I shopped at Harris Teeter and also a local one-shop grocer, Game's Farmers Market today in search of the $50 nirvana - a week's worth of edible breakfasts, lunches and dinners for fifty bucks. Yea, I have some staples on hand, so this wasn't a totally 'clean' exercise - but, whoa nellie - the bill was $50.26. I am happy and maybe a bit surprised.
Lessons for the week are, of course, commonsensical:
Scour the grocers' ads
Plan your meals by the cheapest items you can get (not by your cravings...sigh)
Use coupons - but only for item you really would normally get or want to have on hand
Keep a $10 around for 'stock ups' - when you see a good deal, pounce
The majority of my shopping this week was at Harris Teeter - for the double coupon values and big deals. I scored free 'Texas' garlic toast, free Kraft parmesan cheese, free fettucine noodles, a free liter of Pepsi, Quaker oatmeal for $ .65 with double value coupon and two jars of peanut butter for $1.34 after sale and double coupon value. All told $36.74 was shaved off my purchase price here at this store. Gotta warn you - two out of the four free items advertised in the Super Meal Deal were off the shelves one day after the promotion began. Be sure to visit the Customer Service Desk to determine your store's preferred method for substituting items. I also placed those substitutions at the front of my cart and let the cashier know first thing (if you've ever worked retail, you know how frustrating it can be for the cashier to sort out these kinds of kinks after everything has been rung up).
I also shopped at Game's Farmers Market on Harpersville Road in Newport News. This is a no-frills, no-nonsense, great people, even better prices kind of family operation. No one in town can touch the quality or the price on their meats. Today I picked up a pork picnic cut for slow cooking for $5,87, ground beef for $1.81 and chicken thighs for $1.73. Game's also has Chex brand cereals at $2 a box. Once an item is placed on sale here, it stays on sale until all that particular stock is gone - a nice touch.

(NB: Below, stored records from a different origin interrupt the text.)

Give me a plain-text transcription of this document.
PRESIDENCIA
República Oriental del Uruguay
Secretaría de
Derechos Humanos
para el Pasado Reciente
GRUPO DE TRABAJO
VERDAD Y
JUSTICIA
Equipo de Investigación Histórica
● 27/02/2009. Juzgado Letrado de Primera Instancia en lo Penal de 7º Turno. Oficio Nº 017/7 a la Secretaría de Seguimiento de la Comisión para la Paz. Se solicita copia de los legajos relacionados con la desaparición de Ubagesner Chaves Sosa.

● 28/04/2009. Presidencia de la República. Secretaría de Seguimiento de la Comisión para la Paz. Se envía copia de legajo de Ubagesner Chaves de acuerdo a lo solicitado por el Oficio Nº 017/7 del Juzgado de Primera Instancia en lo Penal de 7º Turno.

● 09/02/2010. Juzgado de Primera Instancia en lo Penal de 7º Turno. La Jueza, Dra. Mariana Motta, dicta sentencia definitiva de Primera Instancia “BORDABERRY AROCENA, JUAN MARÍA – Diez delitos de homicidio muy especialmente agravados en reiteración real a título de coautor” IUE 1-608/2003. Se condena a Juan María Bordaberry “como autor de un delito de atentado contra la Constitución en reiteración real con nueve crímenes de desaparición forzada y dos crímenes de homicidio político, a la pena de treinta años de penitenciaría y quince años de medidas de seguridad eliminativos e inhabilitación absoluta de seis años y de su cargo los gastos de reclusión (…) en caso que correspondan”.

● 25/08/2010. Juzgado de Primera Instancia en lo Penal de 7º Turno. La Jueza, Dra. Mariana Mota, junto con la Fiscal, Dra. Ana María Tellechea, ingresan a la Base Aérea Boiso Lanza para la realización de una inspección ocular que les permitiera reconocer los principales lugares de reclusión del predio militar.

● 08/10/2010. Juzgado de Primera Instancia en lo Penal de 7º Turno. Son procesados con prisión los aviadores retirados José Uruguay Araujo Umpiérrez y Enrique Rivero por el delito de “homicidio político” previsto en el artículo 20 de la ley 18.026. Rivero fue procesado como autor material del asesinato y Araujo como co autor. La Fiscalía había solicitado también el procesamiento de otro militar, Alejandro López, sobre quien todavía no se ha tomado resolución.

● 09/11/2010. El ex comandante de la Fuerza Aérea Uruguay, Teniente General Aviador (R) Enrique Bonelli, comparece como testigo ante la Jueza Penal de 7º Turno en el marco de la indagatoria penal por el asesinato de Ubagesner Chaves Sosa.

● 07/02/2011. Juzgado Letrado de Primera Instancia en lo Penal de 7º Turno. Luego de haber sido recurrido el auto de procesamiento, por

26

Will the meals really be any good?
Outside of any limitations found in my cooking skills, the menu is looking good:
Breakfasts: Baked oatmeal with fruit and cream, scrambled eggs western style, cereal, potato, cheese and egg frittata
Lunches: Homemade cream of celery soup, homemade onion soup, PB&J sandwiches, pimento cheese sandwiches, tuna salad and egg salad
Dinners: Pork barbecue with coleslaw, spaghetti with meat sauce, stuffed cabbage rolls, pork fried rice and vegetable stir fry, onion, mushroom and cheese quiche, baked chicken with roasted vegetables, chicken pot pies
Desserts to tide over the sweeties in the house: brownies, homemade vanilla pudding, homemade cream puffs (filled with cream and leftover pudding), bread pudding, cuccidatti cookies (fig and date filled pastry cookies; my aunt sent us a dried fruit plate for Christmas)
Always available: fruits and vegetable for juices as well as raw for nibbles
The biggest expenditure just may be time. I like to spend a Sunday afternoon in the kitchen - it's a warm, welcoming world on a cold day. I also work a second job and an afternoon free can be difficult to schedule - as I'm sure it is for many Savvy Readers with children and other responsibilities.
Over the next few weeks, I will also look at ways to keep the budget to the $50 mark while using some prepared foods and/or finding additional shortcuts to cooking.
As always, your comments are more than welcome - we Savvy Shoppers need to band together!
Happy hunting, good eating, better living to all!